We have around 21 duplicate columns

In [58]:
x_train = x_train.loc[:, ~x_train.T.duplicated()]
x_test = x_test.loc[:, ~x_test.T.duplicated()]

In [59]:
# variance threshold
# constant
# quasi constant feature

### 1. Variance Threshold
A feature selection technique that removes features (columns) with low variance.

#### 2. Constant Feature
A feature that has the same value in every row

#### 3. Quasi-Constant Feature
A feature that has the same value in almost all rows (e.g., 99% same).

In [68]:
# (x_train.var()<0.05).sum()
# we have around 191 columns

In [71]:
from sklearn.feature_selection import VarianceThreshold
sel = VarianceThreshold(threshold=0.05)
sel

In [72]:
sel.fit(x_train)

In [75]:
sel.get_support().sum()

np.int64(349)

In [82]:
cols = np.array(x_train.columns[sel.get_support()])
# # print(cols)
# cols

In [83]:
x_train = sel.transform(x_train)
x_test = sel.transform(x_test)

In [86]:
x_train = pd.DataFrame(x_train,columns=cols)
x_test = pd.DataFrame(x_test,columns=cols)

In [89]:
print('number of columns left\t',x_train.shape[1])

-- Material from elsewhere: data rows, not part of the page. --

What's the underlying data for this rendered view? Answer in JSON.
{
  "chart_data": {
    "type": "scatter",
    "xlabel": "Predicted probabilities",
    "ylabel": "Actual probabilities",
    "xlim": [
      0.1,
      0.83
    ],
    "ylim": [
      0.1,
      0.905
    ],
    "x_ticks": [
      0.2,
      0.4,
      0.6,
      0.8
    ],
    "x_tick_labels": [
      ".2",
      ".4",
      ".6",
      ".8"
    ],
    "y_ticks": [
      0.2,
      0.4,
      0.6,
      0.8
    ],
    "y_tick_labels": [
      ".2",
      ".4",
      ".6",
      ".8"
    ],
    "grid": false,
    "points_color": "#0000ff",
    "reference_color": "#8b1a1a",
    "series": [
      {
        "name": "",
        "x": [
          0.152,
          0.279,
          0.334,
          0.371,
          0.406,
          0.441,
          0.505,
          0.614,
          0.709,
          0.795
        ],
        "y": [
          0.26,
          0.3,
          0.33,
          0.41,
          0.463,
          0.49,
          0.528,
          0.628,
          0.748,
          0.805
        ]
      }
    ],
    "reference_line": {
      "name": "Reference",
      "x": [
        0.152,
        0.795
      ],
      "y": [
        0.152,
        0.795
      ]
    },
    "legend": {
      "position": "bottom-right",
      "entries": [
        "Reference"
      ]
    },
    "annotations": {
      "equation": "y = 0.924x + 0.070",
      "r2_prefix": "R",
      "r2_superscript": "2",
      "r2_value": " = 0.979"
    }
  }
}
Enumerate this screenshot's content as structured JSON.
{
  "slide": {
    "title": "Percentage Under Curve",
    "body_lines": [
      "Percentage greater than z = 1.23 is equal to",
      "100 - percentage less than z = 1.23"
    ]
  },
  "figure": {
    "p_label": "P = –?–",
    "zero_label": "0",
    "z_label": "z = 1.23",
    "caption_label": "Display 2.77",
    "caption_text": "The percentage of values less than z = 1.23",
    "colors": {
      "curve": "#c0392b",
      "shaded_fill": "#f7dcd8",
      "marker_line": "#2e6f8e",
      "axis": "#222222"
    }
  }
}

number of columns left	 349


**Points to consider before applying a Variance Threshold** for feature selection:

---

### 1. **Data Should Be Numeric**

* Variance threshold works only on numerical features.
* Convert categorical variables (if any) using encoding techniques before applying.


### 2. **Scale Matters**

* Variance is affected by the scale of features.
* If features are on different scales (e.g., age vs. salary), consider **standardizing** the data using `StandardScaler` or `MinMaxScaler`.


### 3. **Check for Constant Features First**

* Before setting a threshold, remove features with **zero variance** (constant features). These are always useless.


### 4. **Use Domain Knowledge**

* Some low-variance features might still be important (e.g., disease presence might be rare but very predictive).

### 5. **Experiment with Different Thresholds**

* Try multiple thresholds (e.g., 0.01, 0.02, 0.05) and **observe model performance**.
* There's no one-size-fits-all value — it's dataset-specific.

### 6. **Quasi-constant Check Alternative**

* If a feature has the same value in >98% of rows, it may not be worth keeping.

### 7. **Beware of Sparse Data**

* In text classification or one-hot encoded datasets, many features may be sparse but still valuable — don’t drop just based on low variance alone.